Qui sont les salariés correspondant à l'un et l'autre cas ? Il existe un relatif un consensus sur ce point parmi les économistes. Dans cet article, Jonathan Gruber et Emmanuel Saez résument résument les principaux résultats des différentes études empiriques menées sur le sujet : la principale conclusion est que les classes moyennes sont surtout sensibles aux taux moyens et peu aux taux marginaux, alors les salariés les plus riches réagissent plus fortement aux incitations liées aux taux marginaux d’imposition. Par ailleurs, il semblerait les femmes répondent globalement bien plus que les hommes aux incitations.
La défiscalisation des heures supplémentaires ne devrait donc avoir pratiquement aucun impact sur le volume d'heures supplémentaires réalisées par les salariés des classes moyennes, c'est-à-dire la très grande majorité, et augmenter la demande d'heures supplémentaires du très haut de la distribution des salaires. Les gagnants à la réforme sont donc à chercher du côté des salariés les mieux payés, les perdants du côté des moins bien payés.
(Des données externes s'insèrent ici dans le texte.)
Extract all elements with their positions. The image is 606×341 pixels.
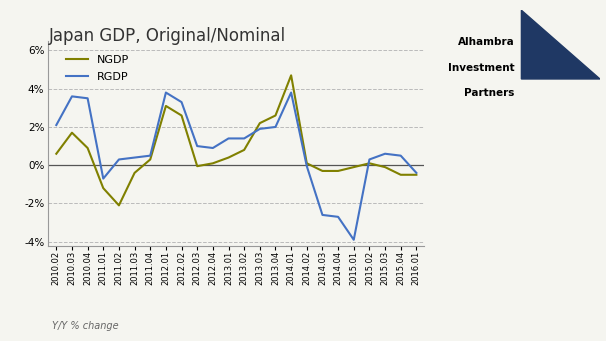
RGDP — [272, 125, 279, 129]
NGDP — [272, 114, 279, 118]
NGDP — [256, 121, 264, 125]
NGDP — [162, 104, 170, 108]
NGDP — [397, 173, 404, 177]
RGDP — [99, 177, 107, 181]
NGDP — [303, 161, 310, 165]
RGDP — [303, 164, 310, 168]
NGDP — [53, 152, 60, 156]
RGDP — [53, 123, 60, 127]
RGDP — [147, 153, 154, 158]
NGDP — [335, 169, 342, 173]
RGDP — [319, 213, 326, 217]
RGDP — [115, 158, 122, 162]
NGDP — [287, 73, 295, 77]
NGDP — [99, 186, 107, 190]
RGDP — [209, 146, 216, 150]
RGDP — [413, 171, 420, 175]
RGDP — [225, 136, 232, 140]
NGDP — [84, 146, 92, 150]
RGDP — [350, 238, 358, 242]
RGDP — [366, 158, 373, 162]
RGDP — [241, 136, 248, 140]
RGDP — [84, 96, 92, 100]
Line: NGDP: NGDP — [56, 75, 416, 205]
NGDP — [413, 173, 420, 177]
Text: Japan GDP, Original/Nominal: Japan GDP, Original/Nominal — [48, 27, 285, 45]
RGDP — [397, 153, 404, 158]
RGDP — [287, 90, 295, 94]
NGDP — [241, 148, 248, 152]
NGDP — [319, 169, 326, 173]
RGDP — [131, 155, 138, 160]
NGDP — [225, 155, 232, 160]
RGDP — [381, 152, 388, 156]
NGDP — [68, 131, 76, 135]
NGDP — [131, 171, 138, 175]
Text: Investment: Investment — [448, 62, 515, 73]
NGDP — [381, 165, 388, 169]
Text: Y/Y % change: Y/Y % change — [52, 321, 118, 331]
Legend: NGDP, RGDP: NGDP, RGDP — [62, 50, 134, 86]
RGDP — [162, 90, 170, 94]
NGDP — [209, 161, 216, 165]
RGDP — [193, 144, 201, 148]
Text: Partners: Partners — [464, 88, 515, 98]
NGDP — [178, 114, 185, 118]
NGDP — [193, 164, 201, 168]
NGDP — [115, 203, 122, 207]
RGDP — [68, 94, 76, 99]
NGDP — [350, 165, 358, 169]
Polygon shape — [521, 10, 600, 79]
Line: RGDP: RGDP — [56, 92, 416, 240]
Text: Alhambra: Alhambra — [458, 37, 515, 47]
RGDP — [256, 127, 264, 131]
RGDP — [178, 100, 185, 104]
NGDP — [366, 161, 373, 165]
NGDP — [147, 158, 154, 162]
RGDP — [335, 215, 342, 219]
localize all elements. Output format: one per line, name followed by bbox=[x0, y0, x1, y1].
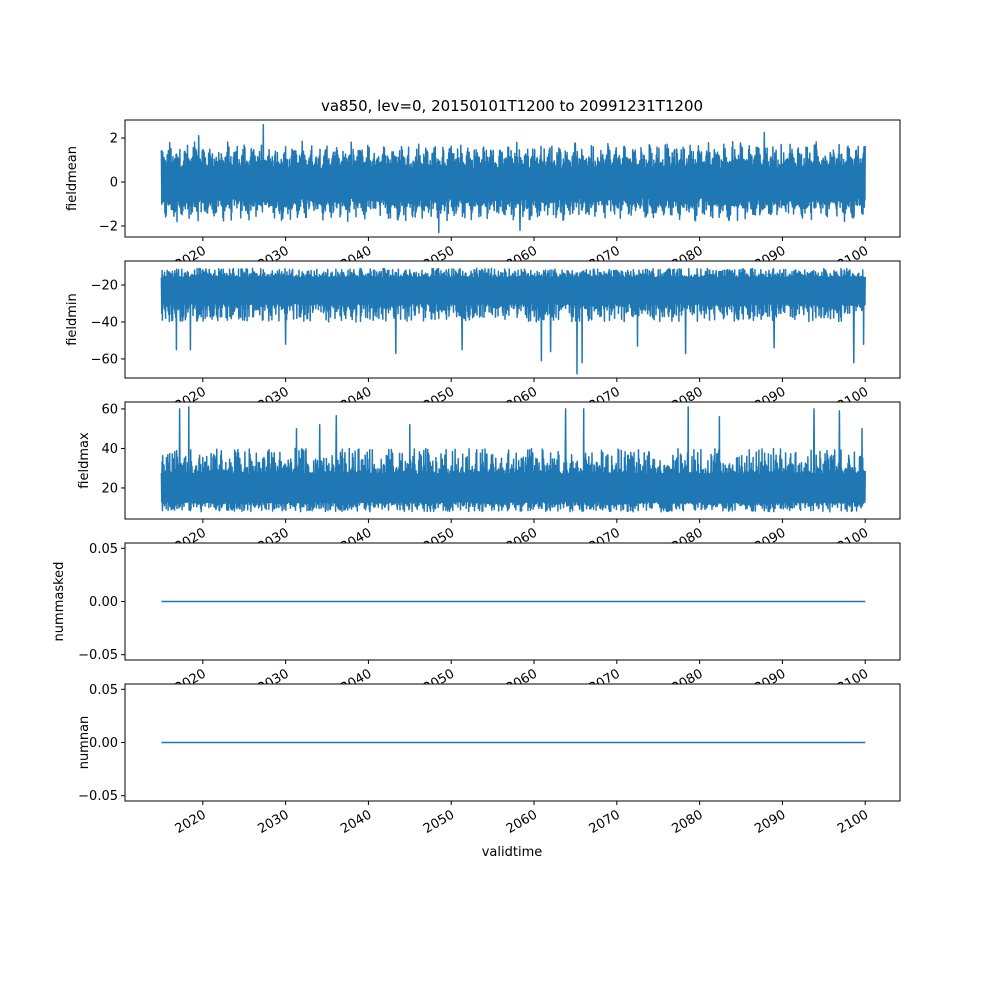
y-tick-label: 0.00 bbox=[89, 736, 118, 751]
y-tick-label: 0.00 bbox=[89, 595, 118, 610]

On poura toujours rétorquer que la loi pourrait quand même avoir un impact positif sur la demande de travail non qualifié si on suppose qu’il existe une complémentarité entre travail très qualifié et travail moins qualifié (si une entreprise fait travailler davantage ses ingénieurs, elle aura besoin de faire travailler davantage ses ouvriers) ; s'il existe, cet effet demeurera néanmoins faible.
L'effet « anti-redistributif » de la défiscalisation des heures supplémentaires ne s'arrête pas là : dans la mesure où les cotisations retraite existent jusqu'à un plafond assez élevé de salaire et que les hauts salaires sont ceux qui devraient le plus réagir à la loi, cette exonération des heures supplémentaires, qui touche en particulier les cotisations sociales, revient en partie à une subvention publique des retraites des plus riches.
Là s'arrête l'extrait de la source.